If you can live without fancy 3D graphics and luscious sound, there's a feast of top-drawer tactical entertainment waiting just a click or two away. A few of these titles - gems like The Battle For Wesnoth, FreeCol and Battleships Forever - you've probably already heard of. Some, like the five shy stars described below, may be new to you.
Brass & Steel
When Mark Pay isn't wandering the seashell-lined catacombs beneath his hometown or planning the next instalment of his acclaimed Spirit Engine RPG series, he's busy developing instantly likeable WW2 strategy.
The turn-based Brass & Steel is only an alpha chrysalis at present, but even without the planned campaigns and historical scenarios, it has weeks of play in it. Whether you rush into battle via the quickstart option or spend a little time tailoring a bespoke skirmish, riveting easily-grasped Normandy action is guaranteed.
Behind the cute Cannon Fodder-esque visuals lurks a wargame of surprising depth. Morale, suppression, smoke shells, off-map artillery, air support, towable guns... it's all in there. Even the armoured duels have an unexpected air of authority to them, Mark eschewing hitpoints in favour of a brutal-yet-believable penetration check approach. Attacking a Jagdpanther frontally with a feeble Humber armoured car? Expect to see most if not all of your rounds bounce off into the Bocage.
In the latest build the random gridded battlefields feature hills and far more persuasive settlements, and the impressively diverse unit rosters (just British and Germans at the moment) include recon jeeps and BMW motorcycle combinations. The AI guiding foes and friendly allies has also been tweaked. Though a tad gung-ho at times, you'll find it more than capable of delivering challenging and eventful engagements.

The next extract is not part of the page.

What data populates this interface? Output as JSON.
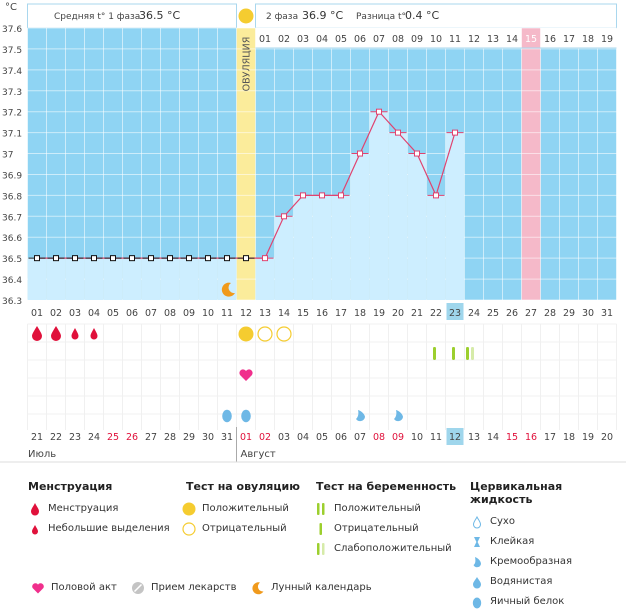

June 18th, 1987. Across a birch-dotted valley somewhere in Eastern Europe, a line of US APCs nervously scurry. The friendly scout teams on the wooded slopes ahead hear the rumble of thunder first, but by then it's much too late. Two MiG 21s are overhead in an instant, cluster bombs tumbling from their wings as they pass. In the welter of detonations, three APCs shudder to a halt. The surviving vehicles race for the treeline and disgorge their passengers while Vulcan mini-guns spew leaden fury at the fast-fleeing aircraft.
The first exchange in a typically tense Armored Brigade battle. This real-time wargame by Finnish coder Juha Kellokoski hides rare fidelity and drama under its unassuming top-down visuals. Veterans of the marvellous Close Combat and Combat Mission games will feel right at home with the realism, the right-click order menus and the brutal suddenness of AFV demises. They may need to do some homework on Cold War equipment to get the most out of their material though. Unless you know your acronyms and NATO icons, you'll want to drop the camera as low it goes and dab the Specs button for each unit to work out exactly what you're using.
At the heart of the game is a random skirmish generator that allows you to create anything from cosy company-sized scraps for single villages, hills and road junctions, to massive armour clashes on vast 225 square-kilometre tracts of desert or tundra. If you're a newcomer, it's probably wise to start with small venues, keep Combat Power tallies low, and let the computer pick your forces.